第91回『スターウォーズ エピソード5 帝国の逆襲』
Star_wars_5  前回の『新たなる希望』に引き続き、スターウォーズサガの第5章目にあたる『スターウォーズ エピソード5 帝国の逆襲』を紹介します。この作品はスターウォーズファンの間で一番人気が高く、シリーズ6作の中で一番大人向けの作品に仕上がっています。
 私がこの映画を一番最初に見たときは、話しが途中で終わるという展開に大変驚いたものでした。最近は『マトリックス』や『ロード・オブ・ザ・リング』・『パイレーツ・オブ・カリビアン』と話しが途中で終わるという作品も多いですが、当時はとても珍しく、この後どういう展開になるのかとても気になったものでした。

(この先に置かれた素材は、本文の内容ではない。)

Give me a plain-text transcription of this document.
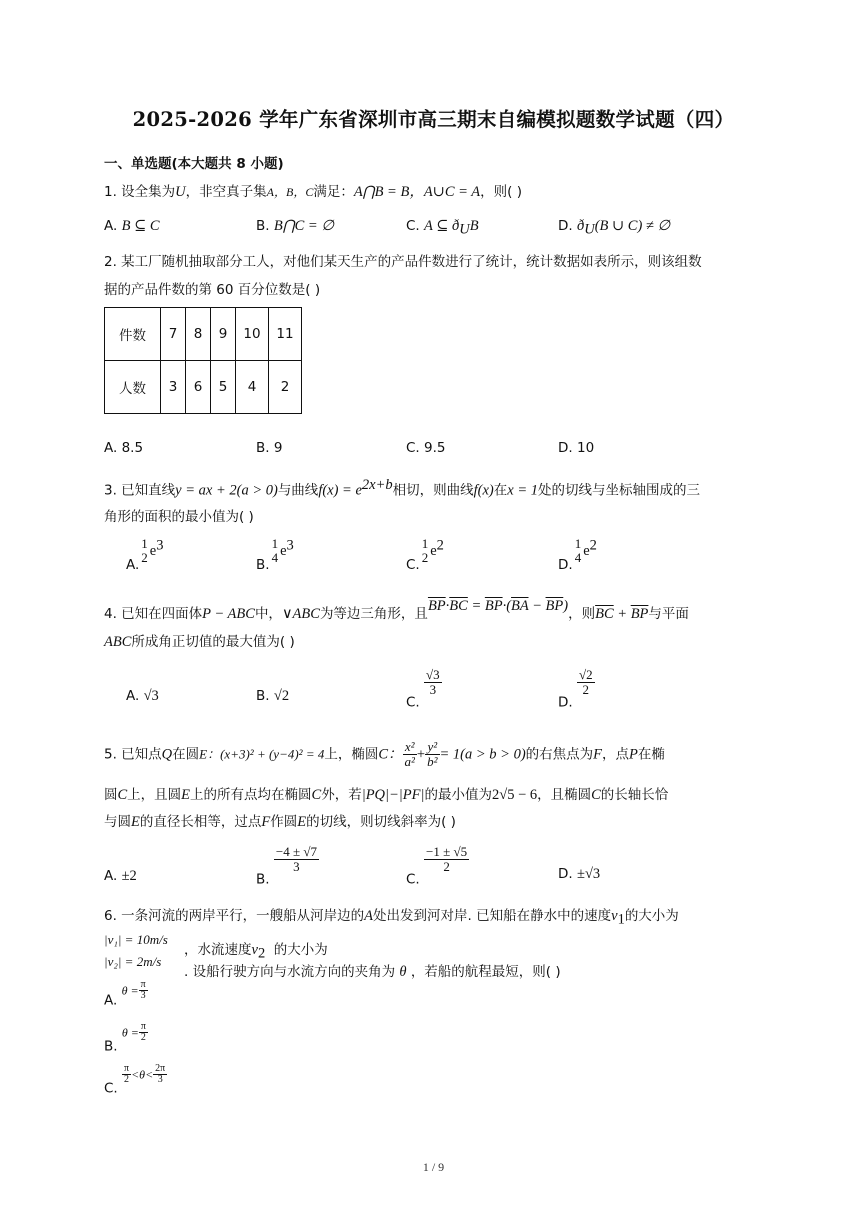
2025-2026 学年广东省深圳市高三期末自编模拟题数学试题（四）
一、单选题(本大题共 8 小题)
1. 设全集为U，非空真子集A，B，C满足：A⋂B = B，A∪C = A，则( )
A. B ⊆ C	B. B⋂C = ∅	C. A ⊆ $ð_UB$	D. $ð_U(B$ ∪ C) ≠ ∅
2. 某工厂随机抽取部分工人，对他们某天生产的产品件数进行了统计，统计数据如表所示，则该组数
据的产品件数的第 60 百分位数是( )
件数	7	8	9	10	11
人数	3	6	5	4	2
A. 8.5	B. 9	C. 9.5	D. 10
3. 已知直线y = ax + 2(a > 0)与曲线$f(x) = e^{2x+b}$相切，则曲线f(x)在x = 1处的切线与坐标轴围成的三
角形的面积的最小值为( )
A.
1
2 $e^3$
B.
1
4 $e^3$
C.
1
2 $e^2$
D.
1
4 $e^2$
4. 已知在四面体P − ABC中，∨ABC为等边三角形，且$\overline{BP}\cdot\overline{BC} = \overline{BP}\cdot(\overline{BA} - \overline{BP})$，则$\overline{BC} + \overline{BP}$与平面
ABC所成角正切值的最大值为( )
A. √3	B. √2	C.
$\frac{√3}{3}$
D.
$\frac{√2}{2}$
5. 已知点Q在圆E：(x+3)² + (y−4)² = 4上，椭圆C： $\frac{\text{x²}}{\text{a²}} + \frac{\text{y²}}{\text{b²}} = 1(a > b > 0)$的右焦点为F，点P在椭
圆C上，且圆E上的所有点均在椭圆C外，若|PQ|−|PF|的最小值为2√5 − 6，且椭圆C的长轴长恰
与圆E的直径长相等，过点F作圆E的切线，则切线斜率为( )
A. ±2	B.
$\frac{-4 \pm √7}{3}$
C.
$\frac{-1 \pm √5}{2}$	D. ±√3
6. 一条河流的两岸平行，一艘船从河岸边的A处出发到河对岸. 已知船在静水中的速度$v_1$的大小为
|v₁| = 10m/s
|v₂| = 2m/s
，水流速度$v_2$ 的大小为
. 设船行驶方向与水流方向的夹角为 θ ，若船的航程最短，则( )
A. $\theta = \frac{\pi}{3}$
B. $\theta = \frac{\pi}{2}$
C.
$\frac{\pi}{2} <\theta< \frac{2\pi}{3}$
1 / 9
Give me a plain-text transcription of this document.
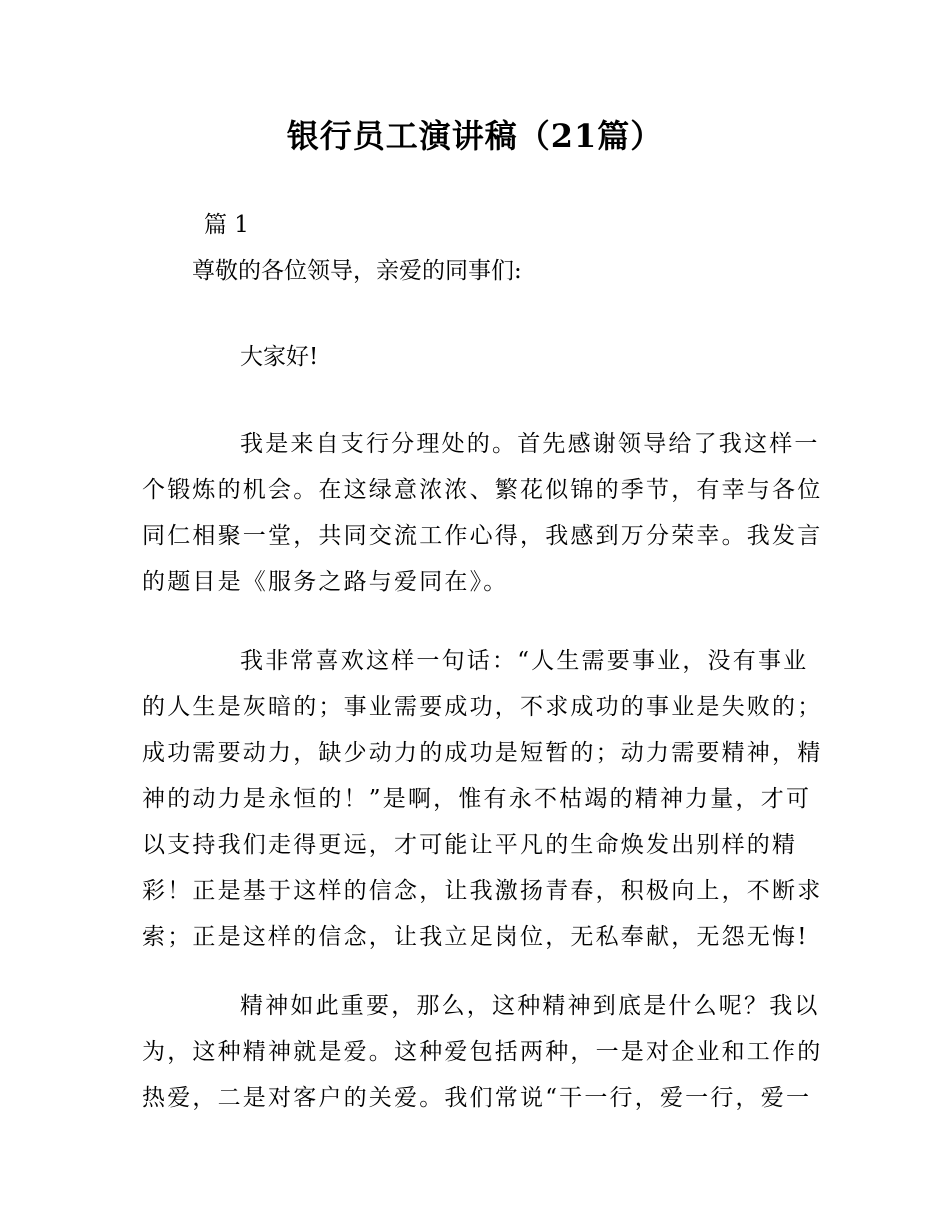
银行员工演讲稿（21篇）
篇 1
尊敬的各位领导，亲爱的同事们:
大家好!
我是来自支行分理处的。首先感谢领导给了我这样一
个锻炼的机会。在这绿意浓浓、繁花似锦的季节，有幸与各位
同仁相聚一堂，共同交流工作心得，我感到万分荣幸。我发言
的题目是《服务之路与爱同在》。
我非常喜欢这样一句话：“人生需要事业，没有事业
的人生是灰暗的；事业需要成功，不求成功的事业是失败的；
成功需要动力，缺少动力的成功是短暂的；动力需要精神，精
神的动力是永恒的！”是啊，惟有永不枯竭的精神力量，才可
以支持我们走得更远，才可能让平凡的生命焕发出别样的精
彩！正是基于这样的信念，让我激扬青春，积极向上，不断求
索；正是这样的信念，让我立足岗位，无私奉献，无怨无悔!
精神如此重要，那么，这种精神到底是什么呢？我以
为，这种精神就是爱。这种爱包括两种，一是对企业和工作的
热爱，二是对客户的关爱。我们常说“干一行，爱一行，爱一
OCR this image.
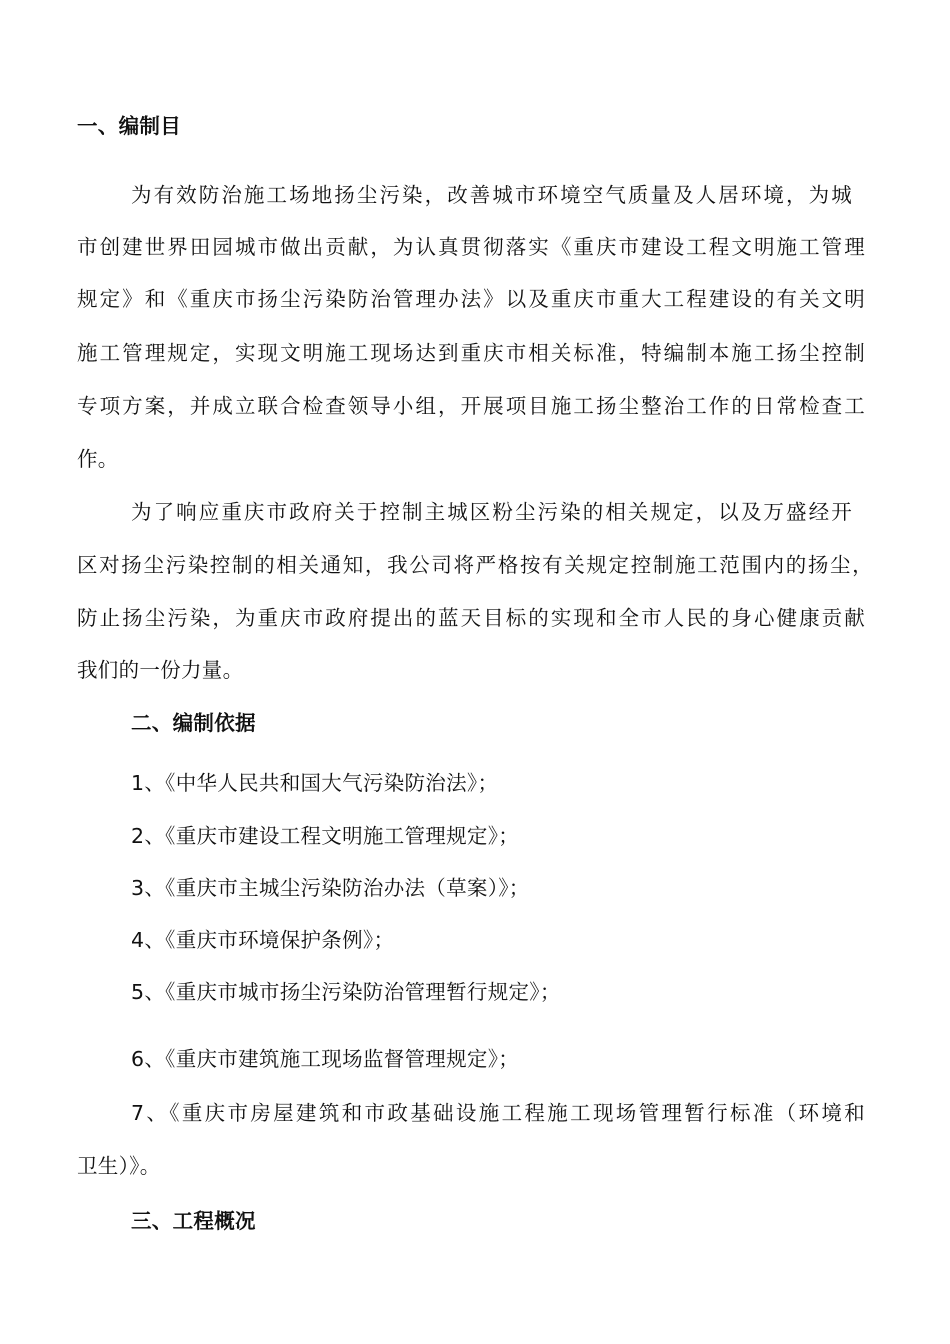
一、编制目
为有效防治施工场地扬尘污染，改善城市环境空气质量及人居环境，为城
市创建世界田园城市做出贡献，为认真贯彻落实《重庆市建设工程文明施工管理
规定》和《重庆市扬尘污染防治管理办法》以及重庆市重大工程建设的有关文明
施工管理规定，实现文明施工现场达到重庆市相关标准，特编制本施工扬尘控制
专项方案，并成立联合检查领导小组，开展项目施工扬尘整治工作的日常检查工
作。
为了响应重庆市政府关于控制主城区粉尘污染的相关规定，以及万盛经开
区对扬尘污染控制的相关通知，我公司将严格按有关规定控制施工范围内的扬尘，
防止扬尘污染，为重庆市政府提出的蓝天目标的实现和全市人民的身心健康贡献
我们的一份力量。
二、编制依据
1、《中华人民共和国大气污染防治法》；
2、《重庆市建设工程文明施工管理规定》；
3、《重庆市主城尘污染防治办法（草案）》；
4、《重庆市环境保护条例》；
5、《重庆市城市扬尘污染防治管理暂行规定》；
6、《重庆市建筑施工现场监督管理规定》；
7、《重庆市房屋建筑和市政基础设施工程施工现场管理暂行标准（环境和
卫生）》。
三、工程概况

 私はスターウォーズサガの中でこの作品が一番お気に入りで、戦闘シーンの迫力と人間ドラマとしての面白さ・キャラクターの魅力という点でシリーズでも突出したものがあります。この作品の登場でスターウォーズの世界観に広がりと奥行きが出て、単なる娯楽作品以上の人気を得ることができたのだと思います。
 戦闘シーンは大規模な地上戦から宇宙空間での帝国軍からの逃走、そしてライトセーバー対決とバリエーションに富んでおり、見る者を飽きさせません。

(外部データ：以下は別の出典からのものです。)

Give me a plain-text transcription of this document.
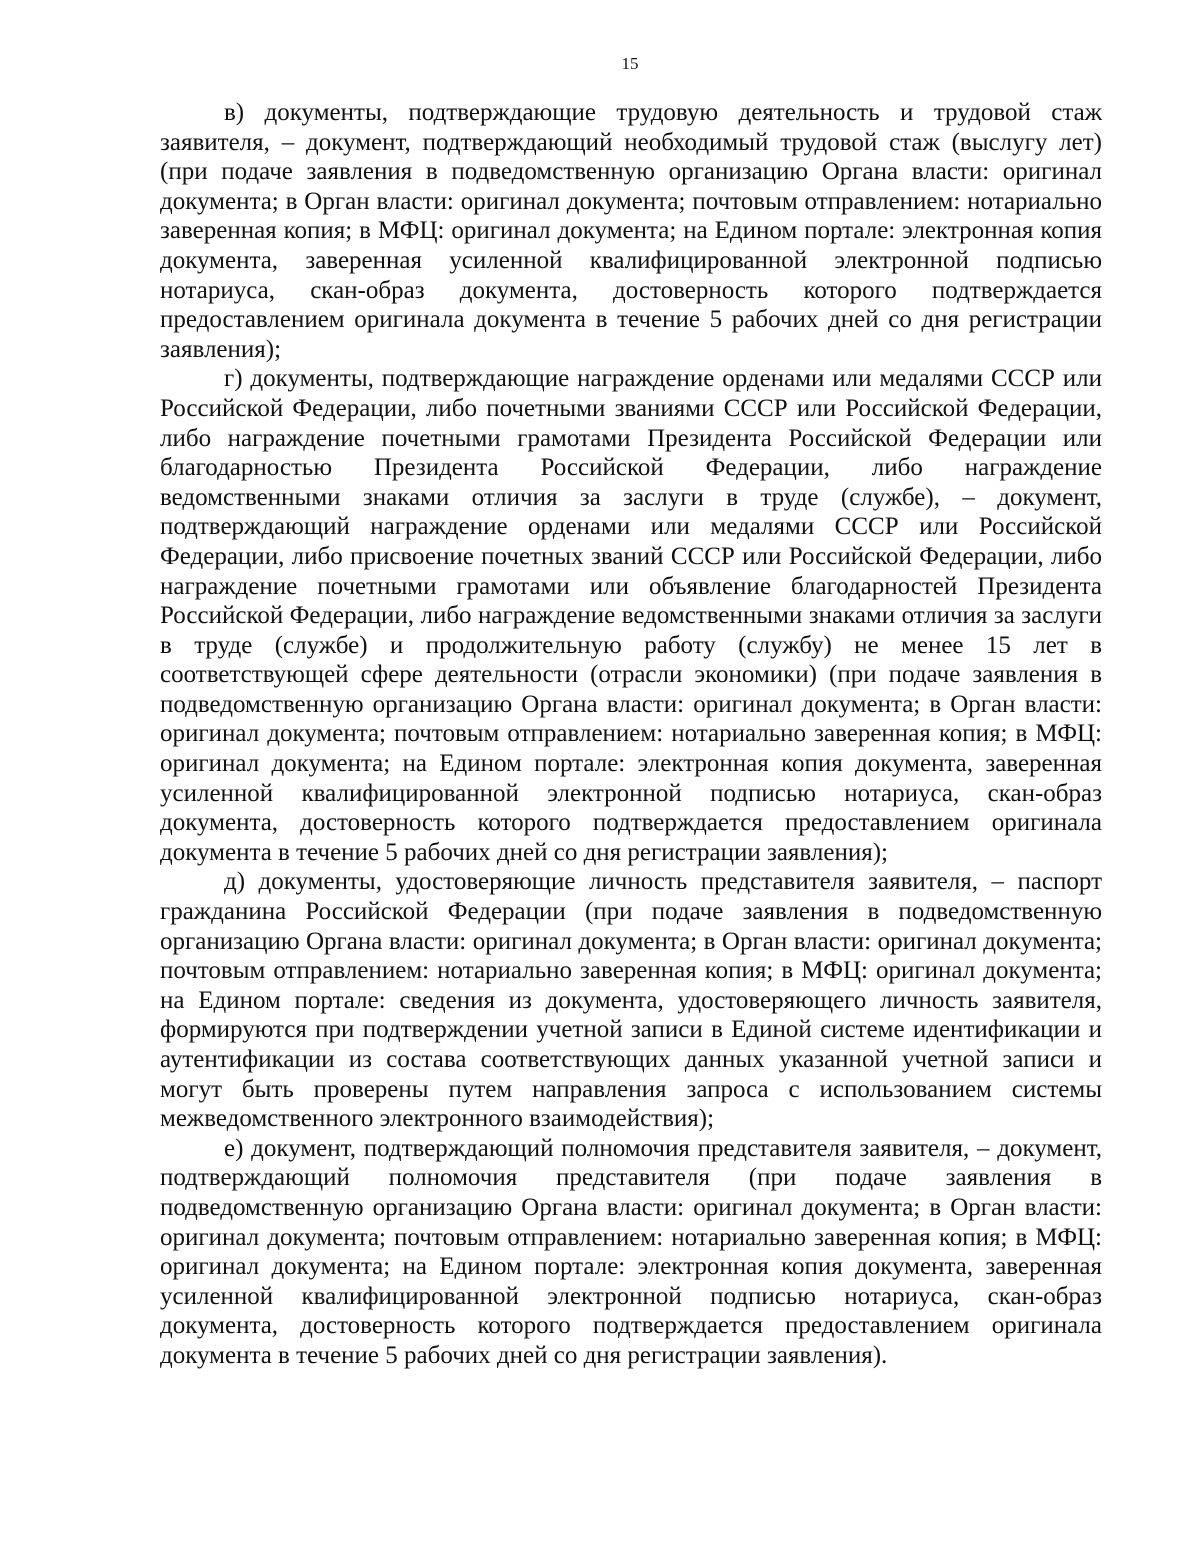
15

в) документы, подтверждающие трудовую деятельность и трудовой стаж заявителя, – документ, подтверждающий необходимый трудовой стаж (выслугу лет) (при подаче заявления в подведомственную организацию Органа власти: оригинал документа; в Орган власти: оригинал документа; почтовым отправлением: нотариально заверенная копия; в МФЦ: оригинал документа; на Едином портале: электронная копия документа, заверенная усиленной квалифицированной электронной подписью нотариуса, скан-образ документа, достоверность которого подтверждается предоставлением оригинала документа в течение 5 рабочих дней со дня регистрации заявления);

г) документы, подтверждающие награждение орденами или медалями СССР или Российской Федерации, либо почетными званиями СССР или Российской Федерации, либо награждение почетными грамотами Президента Российской Федерации или благодарностью Президента Российской Федерации, либо награждение ведомственными знаками отличия за заслуги в труде (службе), – документ, подтверждающий награждение орденами или медалями СССР или Российской Федерации, либо присвоение почетных званий СССР или Российской Федерации, либо награждение почетными грамотами или объявление благодарностей Президента Российской Федерации, либо награждение ведомственными знаками отличия за заслуги в труде (службе) и продолжительную работу (службу) не менее 15 лет в соответствующей сфере деятельности (отрасли экономики) (при подаче заявления в подведомственную организацию Органа власти: оригинал документа; в Орган власти: оригинал документа; почтовым отправлением: нотариально заверенная копия; в МФЦ: оригинал документа; на Едином портале: электронная копия документа, заверенная усиленной квалифицированной электронной подписью нотариуса, скан-образ документа, достоверность которого подтверждается предоставлением оригинала документа в течение 5 рабочих дней со дня регистрации заявления);

д) документы, удостоверяющие личность представителя заявителя, – паспорт гражданина Российской Федерации (при подаче заявления в подведомственную организацию Органа власти: оригинал документа; в Орган власти: оригинал документа; почтовым отправлением: нотариально заверенная копия; в МФЦ: оригинал документа; на Едином портале: сведения из документа, удостоверяющего личность заявителя, формируются при подтверждении учетной записи в Единой системе идентификации и аутентификации из состава соответствующих данных указанной учетной записи и могут быть проверены путем направления запроса с использованием системы межведомственного электронного взаимодействия);

е) документ, подтверждающий полномочия представителя заявителя, – документ, подтверждающий полномочия представителя (при подаче заявления в подведомственную организацию Органа власти: оригинал документа; в Орган власти: оригинал документа; почтовым отправлением: нотариально заверенная копия; в МФЦ: оригинал документа; на Едином портале: электронная копия документа, заверенная усиленной квалифицированной электронной подписью нотариуса, скан-образ документа, достоверность которого подтверждается предоставлением оригинала документа в течение 5 рабочих дней со дня регистрации заявления).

 またストーリーも主人公の人間ドラマに重点を置き、時にコミカルに、時にシリアスに描き、ラストはとてもドラマチックな展開となり、スターウォーズシリーズの中でも最高に盛り上がります。この映画の脚本はルーカスではなく、リー・ブラケット 、ローレンス・カスダン 
というプロの脚本家が書いており、シナリオが素晴らしいです。ただルーカス自体は大人向きのシナリオが気に入らなかったらしく、6作目の『ジェダイの帰還』や新シリーズでは、かなりシナリオにも手を出していますが、はっきり言ってルーカスってシナリオの才能はないと思います。

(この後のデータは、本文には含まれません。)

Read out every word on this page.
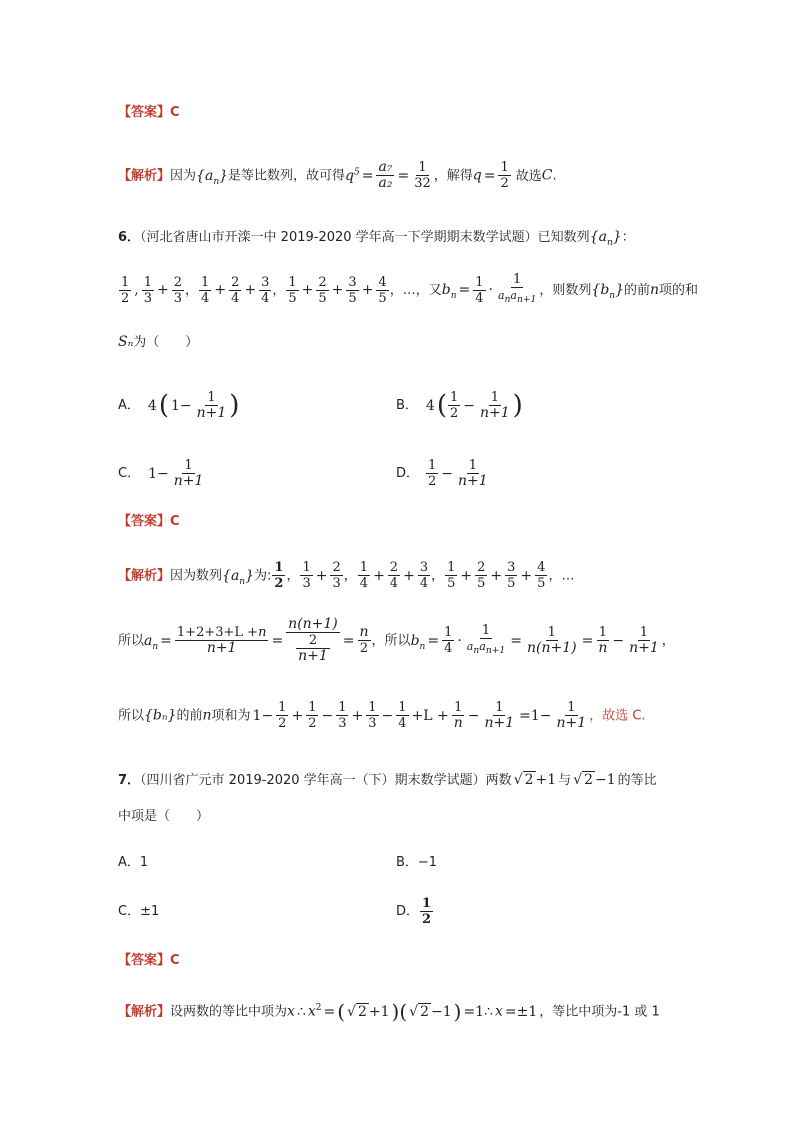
【答案】C
【解析】因为$\{a_n\}$是等比数列，故可得$q^5 = \frac{\text{a₇}}{\text{a₂}} = \frac{1}{32}$ ，解得$q = \frac{1}{2}$ 故选C.
6．（河北省唐山市开滦一中 2019-2020 学年高一下学期期末数学试题）已知数列$\{a_n\}$：
$\frac{1}{2}$ , $\frac{1}{3} + \frac{2}{3}$ ， $\frac{1}{4} + \frac{2}{4} + \frac{3}{4}$ ， $\frac{1}{5} + \frac{2}{5} + \frac{3}{5} + \frac{4}{5}$ ，…，又$b_n = \frac{1}{4} \cdot \frac{1}{a_na_{n+1}}$ ，则数列$\{b_n\}$的前n项的和
Sₙ为（　　）
A． 4( $1- \frac{1}{n+1}$ )	B． $4( \frac{1}{2} - \frac{1}{n+1}$ )
C． $1- \frac{1}{n+1}$	D． $\frac{1}{2} - \frac{1}{n+1}$
【答案】C
【解析】因为数列$\{a_n\}$为: $\frac{1}{2}$ ， $\frac{1}{3} + \frac{2}{3}$ ， $\frac{1}{4} + \frac{2}{4} + \frac{3}{4}$ ， $\frac{1}{5} + \frac{2}{5} + \frac{3}{5} + \frac{4}{5}$ ，…
所以$a_n = \frac{1+2+3+L +n}{n+1} = \frac{\frac{n(n+1)}{2}}{n+1} = \frac{n}{2}$ ，所以$b_n = \frac{1}{4} \cdot \frac{1}{a_na_{n+1}} = \frac{1}{n(n+1)} = \frac{1}{n} - \frac{1}{n+1}$ ，
所以{bₙ}的前n项和为 $1- \frac{1}{2} + \frac{1}{2} - \frac{1}{3} + \frac{1}{3} - \frac{1}{4} +L + \frac{1}{n} - \frac{1}{n+1} =1- \frac{1}{n+1}$ ，故选 C.
7．（四川省广元市 2019-2020 学年高一（下）期末数学试题）两数 √ 2 +1 与 √ 2 −1 的等比
中项是（　　）
A．1	B．−1
C．±1	D． $\frac{1}{2}$
【答案】C
【解析】设两数的等比中项为x ∴ $x^2$ = ( √ 2 +1 )( √ 2 −1 ) =1∴ x =±1 ，等比中项为-1 或 1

 この映画は新しいキャラクターも数多く登場しますが、ヨーダはその中でも特にインパクトがありました。仙人を思わせるような雰囲気と東洋思想の影響を受けた発言の数々はとても魅力的でした。ただ新シリーズでのヨーダを見てしまうと5作目のヨーダはあまりにも別人で、違和感を感じてしまいました。これは新シリーズでのヨーダの描き方に問題があると思います。またスターウォーズシリーズでもベイダーに次いで人気の高いボバ・フェットが登場したのもこの作品からでしたね。
 この映画の大きな見所は3つあり、前半の惑星ホスでの反乱軍対帝国軍の雪原での戦闘シーンとハンソロとレイアのラブロマンス、そしてルークとダース・ベイダーの関係性が明らかになるラストです。
 前半のホスでの戦いは数あるスターウォーズ戦闘シーンの中でも非常に印象に残るものがあります。特に4足歩行の戦闘マシーンAT-ATは造形のユニークさでとてもインパクトがありました。ただAT-ATは造形は面白いものの、足元の弱さから実戦には不向きだと思いますが・・。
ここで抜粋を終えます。